All through dinner, the Backhouse twins complain about the food Grandma has cooked. They prod the smoked salmon with their forks and poke their spoons in the shredded kelp soup. They tell their parents everything's just too weird to eat. Eddie can't think of anything less weird than kelp; it's as common as rain where he lives. Mr. Backhouse tries to shush them, but he's not very good at it. And Mrs. Backhouse seems too worn-out to say anything at all.

But Grandma doesn't notice, or if she does, it doesn't appear to bother her. She's got other things on her mind. She's wearing new glasses, and everywhere she looks, she's discovering things she's never noticed. In some ways this is good—she hasn't tripped or bumped into anything since she picked them up from the drugstore. But she's also noticing things that Eddie thought were just fine the way they were.

“Eddie, is that a hole I see in your jeans?” she'd asked just before dinner. “Good heavens,
yes, it is! You take those pants off right now so I can mend them before anyone sees you like that.”

Eddie had taken the pants off, although it was far too late to be seen without the hole. It had been there through most of the school year.

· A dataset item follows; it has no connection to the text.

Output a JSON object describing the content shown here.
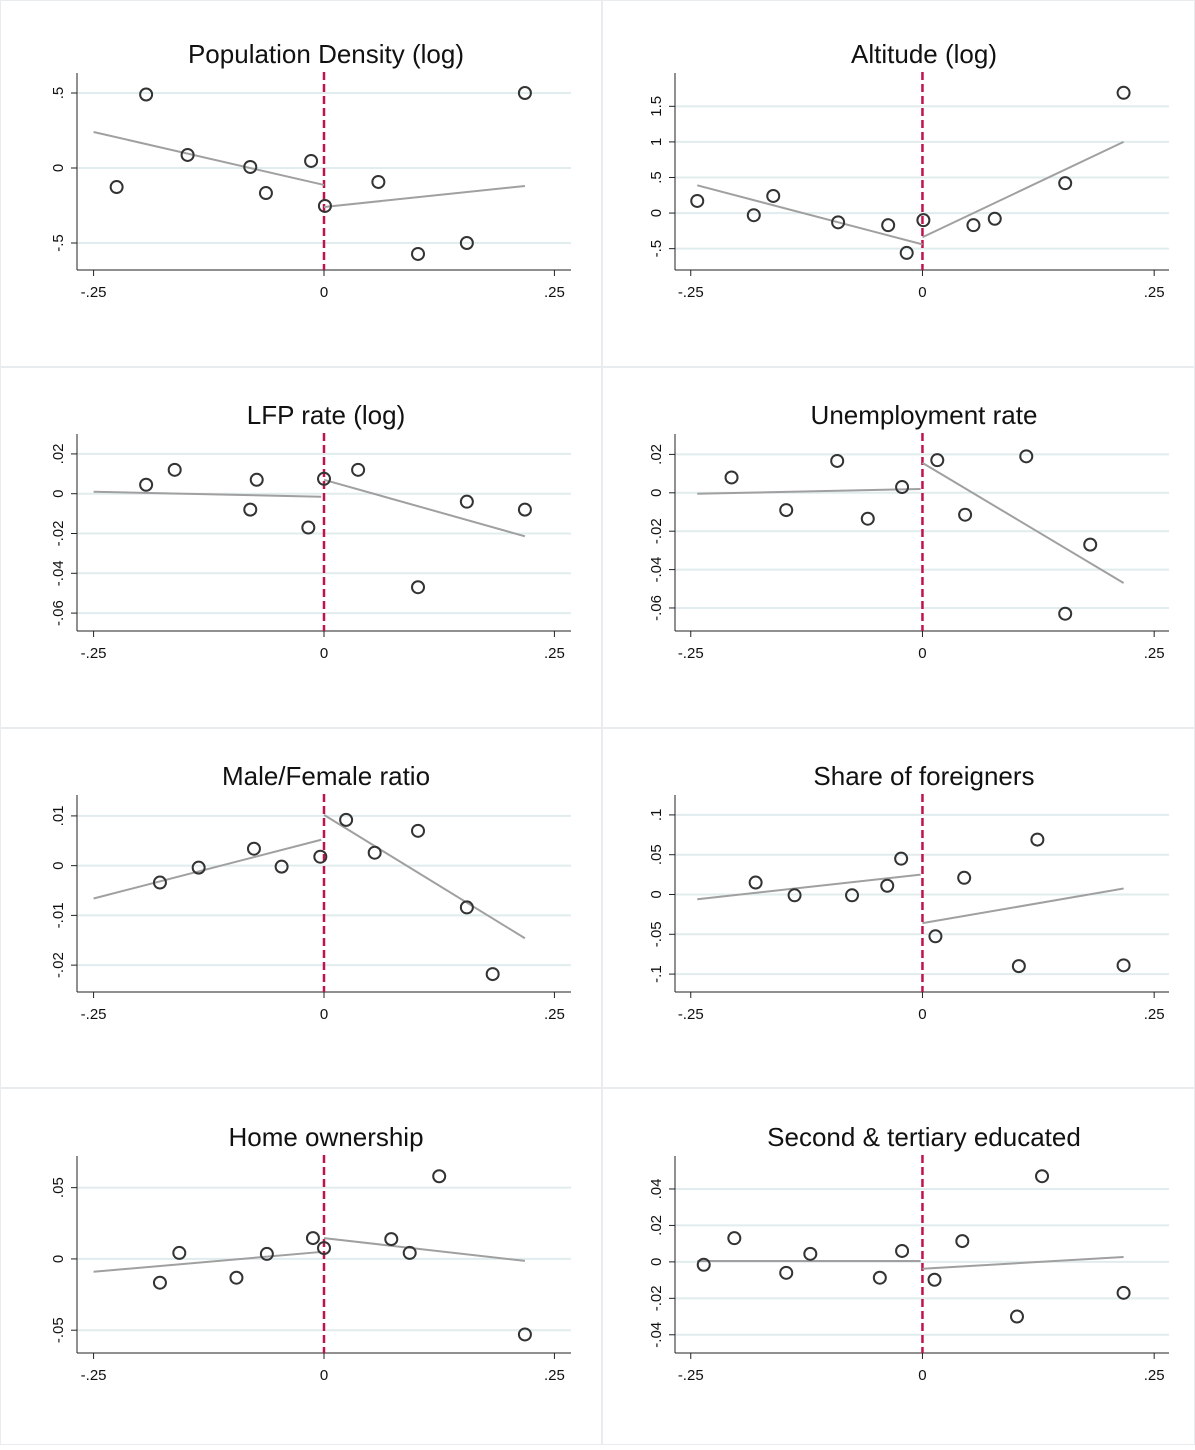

Eddie helps clear the table after dinner before heading to Jake's and the dump. “Eddie,” Grandma says as he's about to go out the door. She stands before the kitchen sink, washing dishes. “Don't you leave this house without tying your shoes. I can hear the laces slapping on the floor. You'll trip and break your neck.”

Eddie looks down at his runners. The laces are knotted and they do trail along the cabin floor. He bends down to tie them. At the same time he wonders how a new pair of glasses can sharpen a person's hearing. It's not easy to get them unknotted and tied up properly because he hasn't used them in ages, and although he's tripped many times, he's certainly never broken his neck.

Seagulls circle above the dump, dozens of them, screaming at Jake and Eddie. The boys have to climb a chain-link fence built to keep Trotter and the other bears out. Once they're
inside, they scout for old bikes in the new garbage. They know all the bikes and who owns them in the village, but now and again a tourist will toss one out. There are no new bikes, but Jake stumbles on a wooden wagon the size of a small tub.

“It's got a broken axle,” he says after inspecting it, “but if we fix that, we can hitch it to the bike so neither of us has to walk.”

Eddie thinks this is a great idea. They could take turns between riding the bike and riding in the wagon. They then struggle to get it over the fence before the sky turns very dark.